Cruciate ligament repair is repairing a torn or avulsed cruciate ligament at its two torn ends, rather than using a replacement graft.
Page updated October 2023 by Dr Sheila Strover (Clinical Editor)
- Type I - avulsion from the bone at the top of the notch
- Type II - tear through the substance of the ACL in the upper 1/3
- Type III - mid-substance tear
- Type IV - distal tear
- Type V - avulsion from distal tibia
The Sherman Classification is useful in determining which cruciate tears are most likely to be amenable to repair, Type I being the most likely to be successful.
Technique of cruciate repair
Cruciate repair had been abandoned some years ago in favour of cruciate reconstruction but, with improved understanding of which cruciate tears heal more readily and with improved technology, the procedure is making a comeback, especially in children where any harvested autograft would be too flimsy to use for a reconstruction and where the growth plates are still open and vulnerable to damage from drilling tunnels for a reconstruction.
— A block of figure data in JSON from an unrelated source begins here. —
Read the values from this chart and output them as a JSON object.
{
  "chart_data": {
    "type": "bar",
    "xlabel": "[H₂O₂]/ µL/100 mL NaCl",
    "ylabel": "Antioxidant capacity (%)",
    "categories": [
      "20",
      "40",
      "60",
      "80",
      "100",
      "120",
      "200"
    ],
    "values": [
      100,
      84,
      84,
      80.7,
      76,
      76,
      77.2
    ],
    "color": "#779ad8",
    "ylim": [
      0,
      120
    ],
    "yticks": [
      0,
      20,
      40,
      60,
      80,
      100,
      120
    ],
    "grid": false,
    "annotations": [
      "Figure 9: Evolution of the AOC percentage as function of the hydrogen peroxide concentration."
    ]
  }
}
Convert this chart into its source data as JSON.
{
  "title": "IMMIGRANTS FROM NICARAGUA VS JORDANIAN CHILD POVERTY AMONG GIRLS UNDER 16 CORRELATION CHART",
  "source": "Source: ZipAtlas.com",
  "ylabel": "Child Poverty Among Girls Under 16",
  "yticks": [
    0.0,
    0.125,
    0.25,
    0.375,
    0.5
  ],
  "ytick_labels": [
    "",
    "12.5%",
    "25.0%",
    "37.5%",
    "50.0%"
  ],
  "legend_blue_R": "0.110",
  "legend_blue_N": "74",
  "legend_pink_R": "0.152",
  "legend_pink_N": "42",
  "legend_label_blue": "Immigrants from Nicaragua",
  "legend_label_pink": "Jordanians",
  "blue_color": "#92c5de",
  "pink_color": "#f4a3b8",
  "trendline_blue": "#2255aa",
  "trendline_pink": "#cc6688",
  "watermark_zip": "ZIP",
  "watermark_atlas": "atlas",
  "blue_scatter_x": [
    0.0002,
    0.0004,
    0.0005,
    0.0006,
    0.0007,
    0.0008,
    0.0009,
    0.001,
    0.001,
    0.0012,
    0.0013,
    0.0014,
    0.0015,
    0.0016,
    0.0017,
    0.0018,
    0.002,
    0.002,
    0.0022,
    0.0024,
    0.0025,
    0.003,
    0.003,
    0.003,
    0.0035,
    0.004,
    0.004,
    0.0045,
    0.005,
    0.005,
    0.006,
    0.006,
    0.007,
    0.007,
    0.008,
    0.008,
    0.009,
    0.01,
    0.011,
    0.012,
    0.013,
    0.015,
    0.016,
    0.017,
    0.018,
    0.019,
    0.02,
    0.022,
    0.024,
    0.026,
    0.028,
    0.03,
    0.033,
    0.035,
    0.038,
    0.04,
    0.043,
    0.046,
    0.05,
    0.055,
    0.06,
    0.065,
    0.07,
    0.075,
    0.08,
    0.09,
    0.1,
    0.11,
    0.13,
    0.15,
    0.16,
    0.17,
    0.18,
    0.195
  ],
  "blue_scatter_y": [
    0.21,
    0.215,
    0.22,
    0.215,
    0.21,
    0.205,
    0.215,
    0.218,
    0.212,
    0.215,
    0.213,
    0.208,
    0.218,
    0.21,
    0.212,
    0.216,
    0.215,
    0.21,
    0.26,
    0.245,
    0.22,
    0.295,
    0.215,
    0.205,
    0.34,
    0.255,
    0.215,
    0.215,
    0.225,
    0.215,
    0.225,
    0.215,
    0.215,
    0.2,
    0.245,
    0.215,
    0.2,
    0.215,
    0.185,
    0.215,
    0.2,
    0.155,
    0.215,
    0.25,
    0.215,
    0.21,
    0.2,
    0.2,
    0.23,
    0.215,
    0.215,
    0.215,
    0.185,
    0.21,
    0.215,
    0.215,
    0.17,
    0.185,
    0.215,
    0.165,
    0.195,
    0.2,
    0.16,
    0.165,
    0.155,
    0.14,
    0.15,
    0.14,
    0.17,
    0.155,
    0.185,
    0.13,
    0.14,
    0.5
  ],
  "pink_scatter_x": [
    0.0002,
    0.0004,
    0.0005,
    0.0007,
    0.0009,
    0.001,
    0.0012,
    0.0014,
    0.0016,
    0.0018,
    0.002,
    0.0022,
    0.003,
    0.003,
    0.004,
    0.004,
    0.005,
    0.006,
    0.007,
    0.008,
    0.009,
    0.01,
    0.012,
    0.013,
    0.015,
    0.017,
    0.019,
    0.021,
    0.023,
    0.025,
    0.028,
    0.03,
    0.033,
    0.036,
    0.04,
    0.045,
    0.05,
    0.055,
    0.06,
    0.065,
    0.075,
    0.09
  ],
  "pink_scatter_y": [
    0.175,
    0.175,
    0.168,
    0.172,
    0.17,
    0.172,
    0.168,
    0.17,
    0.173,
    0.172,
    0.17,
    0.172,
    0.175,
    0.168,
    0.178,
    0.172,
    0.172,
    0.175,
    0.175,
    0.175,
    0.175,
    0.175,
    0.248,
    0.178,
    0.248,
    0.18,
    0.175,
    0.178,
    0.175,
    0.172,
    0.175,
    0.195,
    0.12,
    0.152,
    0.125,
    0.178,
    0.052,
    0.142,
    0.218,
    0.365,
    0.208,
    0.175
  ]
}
"When considering suitability for primary repair it appears that femoral sided avulsions should be the initial focus...Significant caution is advised with mid-substance tears as significantly higher failure rates have been shown"
Citation: Mahapatra P, Horriat S, Anand BS. Anterior cruciate ligament repair - past, present and future. J Exp Orthop. 2018 Jun 15;5(1):20. doi: 10.1186/s40634-018-0136-6. PMID: 29904897; PMCID: PMC6002325.